There may be some turbulence yet for Air Canada (Air Canada Stock Quote, Charts, News, Analysts, Financials TSX:AC) but the potential for business to spike with the return of air travellers is a huge positive for potential shareholders. So says portfolio manager Ross Healy, who nonetheless said it could be a while yet for the stock to rebound.
Air Canada shares were down significantly on Monday as the market took a beating across the board. Airlines in particular have been hit hard of late, with the US Global Jets ETF dropping about 15 per cent in the past week alone. For AC, it’s been a steady loss of altitude since early last year as hopes have drifted off on the idea that there’s be a quick end to the COVID pandemic and an ensuing opening up of the flood/airport gates to all that pent-up travel demand.
Last month, the International Air Transport Association (IATA) said the recovery in passenger traffic was happening faster than it had previously assumed, with a return to pre-pandemic levels likely by 2023 as opposed to a year later by previous estimates.
“We’re seeing very strong bookings,” said IATA Director General Willie Walsh to Reuters in May. “Certainly all the airline CEOs that I’m talking to are seeing not just good demand for year-end travel but they continue to see demand as they looked through the year.”
For Air Canada, it would be a welcome result for a company that was humming along superbly before 2020 hit. And now two years of strife later, Healy says the company’s balance sheet is still not too bad.
“Assuming there’s a strong bounce in travel, which by all accounts there is, then Air Canada is in a very strong and sound position operationally, having gone through the COVID wars, to say the least,” said Healy, chairman of Strategic Analysis Corp, who spoke on BNN Bloomberg on Monday.
“The shareholder equity has been wiped out, that’s true and that’s a bit of a negative, but a return to positive earnings will start rebuilding that equity base, and, actually, they don’t need much cash right now as they’re sitting on a pile of it, so any argument that an equity raise is needed, I think, is a bit a bit early now,” he said.
Air Canada tripled its quarterly revenue with its first quarter 2022 numbers, delivered in April, hitting $2.57 billion in revenue compared to $729 million for the Q1 2021. That went along with a first quarter 2022 loss of $2.72 per share compared with a loss of $3.90 per share a year earlier. Analysts had on average estimated a loss of $1.49 per share.
Management reiterated its call that seat capacity for the full 2022 year would turn out to be three-quarters what it was for 2019, with its workforce upgrades showing that optimism. Air Canada reported 27,300 full time equivalent employees by the end of the first quarter, which compared to just 16,100 a year earlier.
“The year began with weakness brought on by the Omicron variant and travel restrictions. However, we quickly rebounded in March with passenger volumes exceeding the strong December levels and passenger ticket sales in March 2022 over 90 per cent of March 2019 levels, a leading indicator to much stronger 2022 second and third quarter results,” said President and CEO Michael Rousseau in a press release.
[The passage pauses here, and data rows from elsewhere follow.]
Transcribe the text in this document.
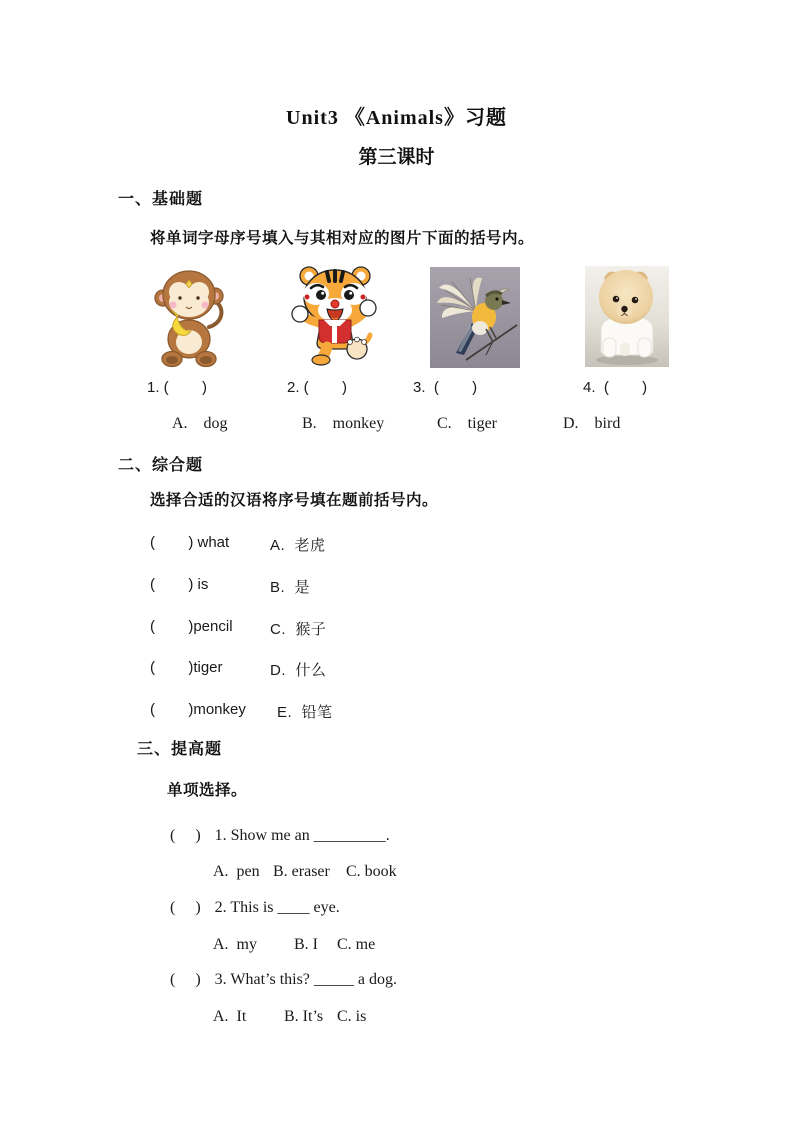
Unit3 《Animals》习题
第三课时
一、基础题
将单词字母序号填入与其相对应的图片下面的括号内。
1. (        )	2. (        )	3.  (        )	4.  (        )
A.    dog	B.    monkey	C.    tiger	D.    bird
二、综合题
选择合适的汉语将序号填在题前括号内。
(        ) what	A.  老虎
(        ) is	B.  是
(        )pencil C.  猴子
(        )tiger	D.  什么
(        )monkey E.  铅笔
三、提高题
单项选择。
(     ) 1. Show me an _________.
A.  pen B. eraser	C. book
(     ) 2. This is ____ eye.
A.  my	B. I	C. me
(     ) 3. What’s this? _____ a dog.
A.  It	B. It’s C. is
But along with the unknown factor of when airplanes will get back in the air at full capacity, airlines are now having to contend with higher fuel costs brought on by the rise in the price of oil, and that represents a big headwind for Air Canada, according to Healy.
“The problem is air fares react slowly to fuel costs. When you’ve got persistent and rising fuel costs [but] the majority of summer bookings were booked either in the winter or the spring, you’re going to get a really strong headwind until you can pass those costs along,” Healy said.
“So, there’s a ton of pent up demand and with US [COVID]-testing requirements falling away, the surge will only intensify. Frankly, the only missing piece is travel to the Pacific region, which is still very restrictive. And Air Canada isn’t likely to get back to their pre-pandemic traffic levels until those countries open up,” he said.
Currently, Air Canada’s share price is down about ten per cent year-to-date, while over the past 12 months the stock is down 33 per cent.
“But profitability is closer than some might think. Because of the huge cost rationalization that they’ve gone through their labor force has been right-sized, their planes have been modernized for fuel efficiency and they doubled down on automation to trim overhead costs,” Healy said.
“So, bottom line, nothing is sure this year, the stock isn’t cheap in terms of price to book as the balance sheet rebuilds, but the shares may be cheap on a P/E basis and on a bounce back basis. I would rate the shares as being on the positive side of speculative,” he said.